It’s been a busy year in film photography, if you keep up with the news. Here are all of the new-product announcements I could find since January 1.
- Hong Kong toy-camera company Reto has re-released the venerable Vivitar Ultra Wide and Slim camera under its own branding.
- Chinese lens maker Light Lens Lab has released a new collapsible 35mm f/2 lens for Leica screw-mount cameras.
- German lens maker Meyer-Optik Görlitz has released a 35mm f/2.8 Trioplan lens in ten mounts.
- German film producer Adox has announced a limited-edition ISO 200 color film called Color Mission.
- Instant camera maker NONS has launched a Kickstarter to produce an Instax Square-based camera that can take lenses from popular 35mm SLR systems.
- Japanese lens maker Cosina has announced a new 40mm lens for Leica M- and L39-mount cameras.
- Movie-film repackager CineStill released a new home-developing kit for E6 slide film.
- Lomography released new scanning masks in its DigitiLIZA line.

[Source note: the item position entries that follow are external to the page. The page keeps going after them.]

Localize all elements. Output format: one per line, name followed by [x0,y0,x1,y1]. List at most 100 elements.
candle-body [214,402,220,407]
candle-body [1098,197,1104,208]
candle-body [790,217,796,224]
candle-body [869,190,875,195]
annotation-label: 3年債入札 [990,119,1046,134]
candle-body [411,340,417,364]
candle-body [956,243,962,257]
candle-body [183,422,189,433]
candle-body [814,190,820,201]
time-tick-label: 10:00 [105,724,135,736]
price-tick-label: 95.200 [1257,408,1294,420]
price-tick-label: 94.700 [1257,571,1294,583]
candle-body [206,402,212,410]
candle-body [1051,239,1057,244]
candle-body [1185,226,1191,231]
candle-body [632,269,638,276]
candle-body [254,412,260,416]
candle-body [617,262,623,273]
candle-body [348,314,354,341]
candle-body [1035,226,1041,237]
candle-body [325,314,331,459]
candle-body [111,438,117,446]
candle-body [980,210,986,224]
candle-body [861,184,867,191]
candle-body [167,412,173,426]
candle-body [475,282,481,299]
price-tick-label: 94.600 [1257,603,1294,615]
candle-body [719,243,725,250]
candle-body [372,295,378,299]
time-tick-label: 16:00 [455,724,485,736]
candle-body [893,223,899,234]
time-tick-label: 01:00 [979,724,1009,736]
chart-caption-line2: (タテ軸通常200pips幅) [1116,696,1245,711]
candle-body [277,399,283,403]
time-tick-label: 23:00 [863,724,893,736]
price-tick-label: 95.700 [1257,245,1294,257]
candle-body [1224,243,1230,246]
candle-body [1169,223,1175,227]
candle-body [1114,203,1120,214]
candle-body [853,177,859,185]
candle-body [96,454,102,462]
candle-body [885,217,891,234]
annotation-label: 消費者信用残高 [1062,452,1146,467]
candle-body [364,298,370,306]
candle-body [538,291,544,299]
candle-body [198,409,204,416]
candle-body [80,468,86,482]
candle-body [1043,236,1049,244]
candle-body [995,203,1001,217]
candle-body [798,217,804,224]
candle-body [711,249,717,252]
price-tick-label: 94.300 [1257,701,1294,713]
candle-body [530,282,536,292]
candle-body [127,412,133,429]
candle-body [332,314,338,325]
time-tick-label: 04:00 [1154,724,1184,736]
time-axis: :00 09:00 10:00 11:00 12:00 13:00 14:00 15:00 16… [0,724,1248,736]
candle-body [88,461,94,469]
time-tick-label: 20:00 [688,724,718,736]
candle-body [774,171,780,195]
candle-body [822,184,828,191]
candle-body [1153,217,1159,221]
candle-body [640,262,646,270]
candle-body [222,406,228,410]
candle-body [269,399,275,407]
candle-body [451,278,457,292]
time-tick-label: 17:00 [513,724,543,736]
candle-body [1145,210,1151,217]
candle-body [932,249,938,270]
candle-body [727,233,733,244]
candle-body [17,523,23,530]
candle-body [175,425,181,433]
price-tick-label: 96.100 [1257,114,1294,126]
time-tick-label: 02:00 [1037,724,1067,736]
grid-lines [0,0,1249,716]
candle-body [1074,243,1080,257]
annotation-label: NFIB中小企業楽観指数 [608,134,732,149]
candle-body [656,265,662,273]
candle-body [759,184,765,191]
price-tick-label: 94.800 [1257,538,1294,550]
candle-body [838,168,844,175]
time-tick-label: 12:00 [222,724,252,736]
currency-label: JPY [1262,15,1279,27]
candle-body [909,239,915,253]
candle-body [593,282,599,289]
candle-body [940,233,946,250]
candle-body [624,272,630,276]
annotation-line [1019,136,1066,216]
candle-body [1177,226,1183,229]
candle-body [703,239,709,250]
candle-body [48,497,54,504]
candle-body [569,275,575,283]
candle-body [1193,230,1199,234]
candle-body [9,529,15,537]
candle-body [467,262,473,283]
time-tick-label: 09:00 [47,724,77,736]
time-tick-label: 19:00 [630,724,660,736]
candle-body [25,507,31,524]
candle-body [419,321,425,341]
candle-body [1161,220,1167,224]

- Kodak released its Gold 200 film in 120 format.
- CineStill has announced a new color negative film, 400D, in 35mm and 120 — and then later announced it would also be available in 220, the first new 220 film in decades.
- Japan Camera Hunter has announced production of an entirely new emulsion, Fugufilm 400.
- Solarcan, which produces cameras that take extreme time exposures, has launched a solargraphy pinhole camera.
- German film manufacturer ORWO has announced a new black-and-white film, Wolfen NP100.
Notice how much of that news is from small companies. The news from the large, traditional companies in the film-photography space has not been as rosy. Prices have gone up, and film stocks have become scarce.
If it hasn’t become clear to you yet that the future of film photography is in the niches, these first four months of 2022 ought to be a giant, blinking neon sign pointing it out.
Small companies serving a niche can’t achieve the economies of scale the traditional film-photography companies could during film’s heyday. Many of the items listed above, even the films, are relatively expensive. Even though good vintage film cameras can still often be purchased for low prices, everything else about film photography is becoming considerably more expensive. It’s pricing people out of the hobby.
I’m fortunate to have pretty good means. I can run with the “cool kids” of film photography if I want to. As a blogger who writes a lot about my film-photography adventures, I’d probably get a lot of pageviews if I could buy, try, and blog about more of this hot new stuff! But there are only so many bandwagons even the most well-heeled film photographer can jump on.
I’ve jumped only on two: the Reto Ultra Wide and Slim, and Kodak Gold 200 in 120. I reviewed the Reto yesterday, but I haven’t had the time to shoot any of that Kodak Gold yet.
But the bottom line is, for those who can afford it, it’s an exciting time to be in film photography.